Erstellt am: 16.12.2012 :  14:04:37 Uhr  Profil anzeigen  Besuche Stathis's Homepage  Antwort mit Zitat
Hallo Spiegelschleifer,

hier mein Vorschlag zum Spiegelrand rundieren bzw. Rillen rausschleifen und glätten per Hand. Die Idee habe ich vom Texereau uns Alois:

Man nehme einen z.B. 0,5 mm dicken Blechstreifen, der mindestens so breit ist wie die Spiegeldicke, gebe etwas Schleifmittel dazu (ich habe es hier mit K80 gemacht, mit K180 wird es sicher noch feiner), benetze das ganze mit etwas Wasser, damit das Schleifmittel kleben bleibt und ziehe den Blechsteifen mit Kraft am Umfang des Spiegelrohlings entlang, immer hin und her:



Bilder ancklicken zum vergrößern

Wenn der Steifen parallel geschnitten ist und man immer darauf achtet, dass er auf der Unterlage aufliegt, wird der Schliff recht genau senkrecht. Da Stahl (oder anderes Metall) auf Glas effektiver schleift als Glas auf Glas und die Kontaktfläche groß ist, geht das recht flott, zumindest wenn der Rohlingrand zuvor nicht gar zu grob geraten war.

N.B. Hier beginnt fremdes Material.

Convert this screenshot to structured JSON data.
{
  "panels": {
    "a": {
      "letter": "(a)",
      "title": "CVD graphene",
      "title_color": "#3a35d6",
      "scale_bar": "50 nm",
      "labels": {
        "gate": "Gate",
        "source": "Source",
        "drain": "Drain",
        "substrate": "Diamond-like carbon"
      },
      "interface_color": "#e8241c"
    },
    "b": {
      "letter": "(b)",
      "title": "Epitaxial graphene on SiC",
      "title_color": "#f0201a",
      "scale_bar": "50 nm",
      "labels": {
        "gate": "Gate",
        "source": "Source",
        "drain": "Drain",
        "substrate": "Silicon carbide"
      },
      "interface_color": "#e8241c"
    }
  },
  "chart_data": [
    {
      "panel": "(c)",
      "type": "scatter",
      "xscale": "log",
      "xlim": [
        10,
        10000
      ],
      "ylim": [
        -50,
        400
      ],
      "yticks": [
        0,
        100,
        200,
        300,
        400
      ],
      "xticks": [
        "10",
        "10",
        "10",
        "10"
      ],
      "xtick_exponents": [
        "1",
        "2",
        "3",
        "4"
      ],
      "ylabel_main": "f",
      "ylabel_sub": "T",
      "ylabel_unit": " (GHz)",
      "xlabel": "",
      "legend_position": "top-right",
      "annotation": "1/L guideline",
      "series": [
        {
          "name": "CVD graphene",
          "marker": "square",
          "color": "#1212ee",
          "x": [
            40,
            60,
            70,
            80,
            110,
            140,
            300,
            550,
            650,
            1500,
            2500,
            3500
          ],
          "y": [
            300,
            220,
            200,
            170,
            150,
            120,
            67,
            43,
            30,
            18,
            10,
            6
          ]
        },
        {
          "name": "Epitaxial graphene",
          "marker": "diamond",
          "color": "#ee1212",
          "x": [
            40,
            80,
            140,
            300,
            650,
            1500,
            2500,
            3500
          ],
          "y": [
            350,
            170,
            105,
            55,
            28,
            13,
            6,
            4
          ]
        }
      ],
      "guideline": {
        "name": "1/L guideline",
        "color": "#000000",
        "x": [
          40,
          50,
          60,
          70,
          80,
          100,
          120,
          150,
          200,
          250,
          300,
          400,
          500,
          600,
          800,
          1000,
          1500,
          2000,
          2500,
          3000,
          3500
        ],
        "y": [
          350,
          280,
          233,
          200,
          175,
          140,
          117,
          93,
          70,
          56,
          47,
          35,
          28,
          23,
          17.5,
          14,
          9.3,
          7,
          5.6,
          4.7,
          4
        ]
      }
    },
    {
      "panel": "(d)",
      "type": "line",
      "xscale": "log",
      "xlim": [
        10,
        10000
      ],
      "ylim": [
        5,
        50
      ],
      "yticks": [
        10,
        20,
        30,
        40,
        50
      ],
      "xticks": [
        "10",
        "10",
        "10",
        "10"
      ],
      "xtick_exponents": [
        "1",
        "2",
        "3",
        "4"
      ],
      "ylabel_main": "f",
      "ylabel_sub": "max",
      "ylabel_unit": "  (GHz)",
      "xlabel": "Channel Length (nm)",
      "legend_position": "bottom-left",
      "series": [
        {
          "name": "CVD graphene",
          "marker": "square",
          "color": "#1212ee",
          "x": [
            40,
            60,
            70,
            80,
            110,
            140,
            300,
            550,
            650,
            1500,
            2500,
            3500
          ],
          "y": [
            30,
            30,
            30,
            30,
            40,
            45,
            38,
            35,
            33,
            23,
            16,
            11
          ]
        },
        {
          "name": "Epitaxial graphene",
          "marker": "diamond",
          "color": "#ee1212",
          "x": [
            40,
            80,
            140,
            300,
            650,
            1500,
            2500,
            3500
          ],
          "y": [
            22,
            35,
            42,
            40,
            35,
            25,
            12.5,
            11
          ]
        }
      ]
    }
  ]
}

Das Ergebnis vorher / nachher:




Meine Ansicht bisher war, dass es einem egal sein kann, wie der Rand eines Spiegels ausschaut, auf eine möglichst genaue Oberfläche kommt es an. Ein rillenfreier genau senkrechter Rand wird aber bei großen ultradünnen Spiegeln für eine reproduzierbare Aufstellung im Testsand wichtig, vor allem wenn man den Testsandasti durch mehrere Messungen bei unterschiedlichen Drehrichtungen kompensieren will.

Auch bei einer späteren radialen Rollenlagerung in der Spiegelzelle kommt es auf einen senkrechten rillenfreien Rand an, wobei man hier stattdessen auch einen kleinen Blechstrefen mit Silikon aufkleben kann, der zudem bei Transportstößen das Glas schützt.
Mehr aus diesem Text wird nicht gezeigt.